Shi never officially belonged to a fight club or training system prior to joining the UFC Performance Institute.
She trained mostly with men close to her size and weight, and it wasn’t until arriving at the Performance Institute that she began training with professional female fighters — and using proper weights. “Most of the gym equipment was completely new to me,” she tells RADII.
“For MMA, the most important factors are technique and training partners,” Shi says, adding, “the athletes here improve quickly because we are sparring with highly skilled partners.”
“The UFC Performance Institute is a real privilege. The facility is very comprehensive, and they offer athletes rehabilitation support to better recover from injuries. I recently injured my knee, and they are helping me heal faster and get stronger, getting me back into the Octagon as quickly as possible.”
Now she’s featured in UFC workout videos, demonstrating movements and exercises that professional MMA fighters use to stay in tip-top fighting shape, along with instructions from top international coaches.
Acupuncture: Needles or Jabs?
Unlike many professional athletes in China that compete on the international stage, Shi Ming didn’t attend a government athletics school.

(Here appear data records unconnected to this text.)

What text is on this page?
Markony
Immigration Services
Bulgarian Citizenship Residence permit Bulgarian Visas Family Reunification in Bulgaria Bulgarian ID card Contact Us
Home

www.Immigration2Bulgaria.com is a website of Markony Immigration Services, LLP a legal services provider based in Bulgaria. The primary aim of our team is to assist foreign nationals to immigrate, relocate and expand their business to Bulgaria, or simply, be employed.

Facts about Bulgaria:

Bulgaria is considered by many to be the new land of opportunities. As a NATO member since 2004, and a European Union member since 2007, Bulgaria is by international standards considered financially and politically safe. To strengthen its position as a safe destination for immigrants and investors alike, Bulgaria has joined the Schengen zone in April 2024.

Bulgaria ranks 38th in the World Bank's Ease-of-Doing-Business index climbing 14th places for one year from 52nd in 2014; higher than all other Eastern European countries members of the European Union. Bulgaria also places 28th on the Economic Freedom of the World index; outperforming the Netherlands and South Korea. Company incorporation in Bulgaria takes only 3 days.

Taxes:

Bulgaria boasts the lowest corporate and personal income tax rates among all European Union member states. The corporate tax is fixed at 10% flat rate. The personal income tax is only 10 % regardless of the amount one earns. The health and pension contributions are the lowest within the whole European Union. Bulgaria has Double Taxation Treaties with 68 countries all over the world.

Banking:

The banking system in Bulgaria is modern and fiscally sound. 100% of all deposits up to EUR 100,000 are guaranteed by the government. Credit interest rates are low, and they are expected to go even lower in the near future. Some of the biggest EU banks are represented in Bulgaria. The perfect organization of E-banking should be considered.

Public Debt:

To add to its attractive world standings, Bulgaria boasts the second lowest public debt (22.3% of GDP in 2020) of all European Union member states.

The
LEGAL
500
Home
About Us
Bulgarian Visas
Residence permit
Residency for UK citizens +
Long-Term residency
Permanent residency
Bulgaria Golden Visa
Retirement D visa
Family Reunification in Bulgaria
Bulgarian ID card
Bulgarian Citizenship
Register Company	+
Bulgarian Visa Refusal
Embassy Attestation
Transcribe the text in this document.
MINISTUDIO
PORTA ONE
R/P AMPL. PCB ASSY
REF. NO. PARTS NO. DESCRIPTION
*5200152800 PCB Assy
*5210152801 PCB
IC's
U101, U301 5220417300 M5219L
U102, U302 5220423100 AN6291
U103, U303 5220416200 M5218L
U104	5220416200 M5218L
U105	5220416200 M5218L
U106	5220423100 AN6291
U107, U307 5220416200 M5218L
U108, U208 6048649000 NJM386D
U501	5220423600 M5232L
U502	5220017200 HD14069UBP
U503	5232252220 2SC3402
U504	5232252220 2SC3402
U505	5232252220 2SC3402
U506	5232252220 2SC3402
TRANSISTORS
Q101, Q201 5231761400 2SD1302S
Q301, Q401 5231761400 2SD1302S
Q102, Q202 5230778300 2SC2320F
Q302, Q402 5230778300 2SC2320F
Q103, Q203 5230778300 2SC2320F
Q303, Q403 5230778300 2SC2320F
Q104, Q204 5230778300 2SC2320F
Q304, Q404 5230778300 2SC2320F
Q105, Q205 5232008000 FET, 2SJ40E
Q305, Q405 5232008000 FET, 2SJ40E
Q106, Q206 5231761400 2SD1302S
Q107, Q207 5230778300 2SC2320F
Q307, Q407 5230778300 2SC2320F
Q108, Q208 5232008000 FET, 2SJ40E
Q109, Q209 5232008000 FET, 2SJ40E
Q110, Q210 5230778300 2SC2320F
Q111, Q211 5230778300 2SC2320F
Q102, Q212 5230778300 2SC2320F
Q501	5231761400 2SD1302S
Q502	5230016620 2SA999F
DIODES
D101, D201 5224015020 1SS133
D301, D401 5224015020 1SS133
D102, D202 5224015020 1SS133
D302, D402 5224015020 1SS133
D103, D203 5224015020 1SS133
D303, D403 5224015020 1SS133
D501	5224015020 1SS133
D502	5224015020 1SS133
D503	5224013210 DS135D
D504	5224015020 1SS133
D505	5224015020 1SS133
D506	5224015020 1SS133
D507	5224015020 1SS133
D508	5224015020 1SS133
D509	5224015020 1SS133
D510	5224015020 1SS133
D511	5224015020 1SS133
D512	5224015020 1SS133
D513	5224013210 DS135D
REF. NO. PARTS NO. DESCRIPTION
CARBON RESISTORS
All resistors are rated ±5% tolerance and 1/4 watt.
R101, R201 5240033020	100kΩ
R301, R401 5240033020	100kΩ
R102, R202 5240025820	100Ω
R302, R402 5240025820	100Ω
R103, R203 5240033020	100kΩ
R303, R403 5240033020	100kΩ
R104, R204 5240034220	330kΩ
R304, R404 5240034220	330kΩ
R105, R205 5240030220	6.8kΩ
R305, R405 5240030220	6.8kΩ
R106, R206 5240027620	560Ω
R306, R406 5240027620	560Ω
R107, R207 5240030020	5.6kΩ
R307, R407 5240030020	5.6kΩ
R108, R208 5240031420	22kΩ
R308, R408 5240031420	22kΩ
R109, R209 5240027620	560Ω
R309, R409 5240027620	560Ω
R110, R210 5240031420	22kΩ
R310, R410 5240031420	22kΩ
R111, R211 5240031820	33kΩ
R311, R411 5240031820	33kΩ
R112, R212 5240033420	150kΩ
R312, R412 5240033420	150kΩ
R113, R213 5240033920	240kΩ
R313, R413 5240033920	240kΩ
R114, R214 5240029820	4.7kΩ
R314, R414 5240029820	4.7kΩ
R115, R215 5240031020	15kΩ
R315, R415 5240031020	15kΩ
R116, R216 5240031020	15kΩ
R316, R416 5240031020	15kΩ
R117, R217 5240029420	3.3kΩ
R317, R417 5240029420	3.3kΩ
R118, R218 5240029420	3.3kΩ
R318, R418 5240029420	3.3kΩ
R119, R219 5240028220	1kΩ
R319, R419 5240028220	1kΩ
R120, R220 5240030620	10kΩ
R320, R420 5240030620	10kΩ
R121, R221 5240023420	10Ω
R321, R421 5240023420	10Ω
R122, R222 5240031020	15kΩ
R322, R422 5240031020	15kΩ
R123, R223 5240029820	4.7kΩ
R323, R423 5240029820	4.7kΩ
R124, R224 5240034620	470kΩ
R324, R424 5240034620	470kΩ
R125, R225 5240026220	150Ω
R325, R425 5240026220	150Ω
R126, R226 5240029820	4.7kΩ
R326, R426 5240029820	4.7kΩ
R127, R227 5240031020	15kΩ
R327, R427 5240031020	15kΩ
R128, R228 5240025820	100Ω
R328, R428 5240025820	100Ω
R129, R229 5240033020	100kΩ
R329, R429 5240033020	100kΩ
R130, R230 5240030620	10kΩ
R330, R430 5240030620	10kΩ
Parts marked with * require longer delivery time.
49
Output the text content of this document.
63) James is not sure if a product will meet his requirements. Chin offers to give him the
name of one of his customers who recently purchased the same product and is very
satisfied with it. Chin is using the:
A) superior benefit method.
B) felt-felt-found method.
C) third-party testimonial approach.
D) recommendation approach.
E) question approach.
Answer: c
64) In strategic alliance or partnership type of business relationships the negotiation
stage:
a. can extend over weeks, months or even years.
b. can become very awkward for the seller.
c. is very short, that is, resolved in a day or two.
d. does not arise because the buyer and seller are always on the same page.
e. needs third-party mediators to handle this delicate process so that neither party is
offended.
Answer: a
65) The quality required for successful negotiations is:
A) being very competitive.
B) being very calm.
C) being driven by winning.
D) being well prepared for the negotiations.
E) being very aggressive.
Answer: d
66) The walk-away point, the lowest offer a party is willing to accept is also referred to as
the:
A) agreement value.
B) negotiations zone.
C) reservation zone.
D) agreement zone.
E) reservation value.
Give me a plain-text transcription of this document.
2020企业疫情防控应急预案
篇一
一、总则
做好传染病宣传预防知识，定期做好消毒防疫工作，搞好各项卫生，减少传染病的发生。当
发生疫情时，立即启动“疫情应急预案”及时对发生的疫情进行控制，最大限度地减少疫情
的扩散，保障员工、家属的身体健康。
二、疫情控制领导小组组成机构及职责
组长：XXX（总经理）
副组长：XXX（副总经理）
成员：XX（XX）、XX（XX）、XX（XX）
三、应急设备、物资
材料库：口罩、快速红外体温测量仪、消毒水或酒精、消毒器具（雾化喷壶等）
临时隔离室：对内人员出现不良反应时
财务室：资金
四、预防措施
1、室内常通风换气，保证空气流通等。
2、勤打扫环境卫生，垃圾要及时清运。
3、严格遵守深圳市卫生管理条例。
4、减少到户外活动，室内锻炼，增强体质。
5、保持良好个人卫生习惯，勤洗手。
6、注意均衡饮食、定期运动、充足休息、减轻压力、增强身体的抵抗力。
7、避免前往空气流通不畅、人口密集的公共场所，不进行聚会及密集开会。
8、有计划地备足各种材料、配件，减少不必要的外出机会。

These full-time sports schools have turned out many Olympic medalists over the years, and the programs cover their education, boarding, and food costs.
But Shi credits her ability to transition into MMA and the prospect of a long career to staying in regular public schools.
These prospective athletes at specialized sporting schools often trained more than six hours a day. Shi, meanwhile, studied uninterruptedly in regular schools and trained during weekends and school holidays.
“Many government school athletes have to retire in their early 20s and move on to other jobs because their bodies sustained too much wear and tear,” says Shi.
“My (gaokao, or college entrance exam) scores were just good enough, so I applied to a medical university,” she notes modestly. Her interest was mainly in sports medicine and rehabilitation.
“When I retire, I want to help other athletes recover,” Shi says, citing inspiration from the physical therapists she’s worked with at UFC Performance Institute.
Her chosen field? Acupuncture, a specialization that hasn’t failed to inform her fighting.
“During a face lock in catch wrestling, if you put pressure on parts of the face that have more nerve endings, or on a certain spot in the back, you can inflict a lot of pain,” she says.
She goes on to cheerfully explain that in acupuncture training, you learn which pressure points in the leg will cause someone to lose knee or ankle control and can help to destabilize your opponent — not quite a wuxia movie ‘Touch of Death,’ but definitely something that should worry her future opponents.
Another future career prospect: commentating. As a fighter and a fan of MMA, she’s eager to promote the sport. She named Daniel Cormier, better known as DC, as her inspiration. “He doesn’t just fight; he’s also an MMA analyst. Not every fighter knows how to talk about fighting.”
But retirement is a ways away, and Shi hopes to have a long and prosperous MMA career. Since MMA is such a technically demanding sport, she feels lucky to have been able to both study and train.
“It takes years of experience and great techniques to win an MMA championship,” she says.
This article was updated at 1:04 PM on April 6, 2022, to clarify that Shi Ming’s hometown is not Kunming, Yunnan province. She was born in Heilongjiang province and later moved to Yunnan.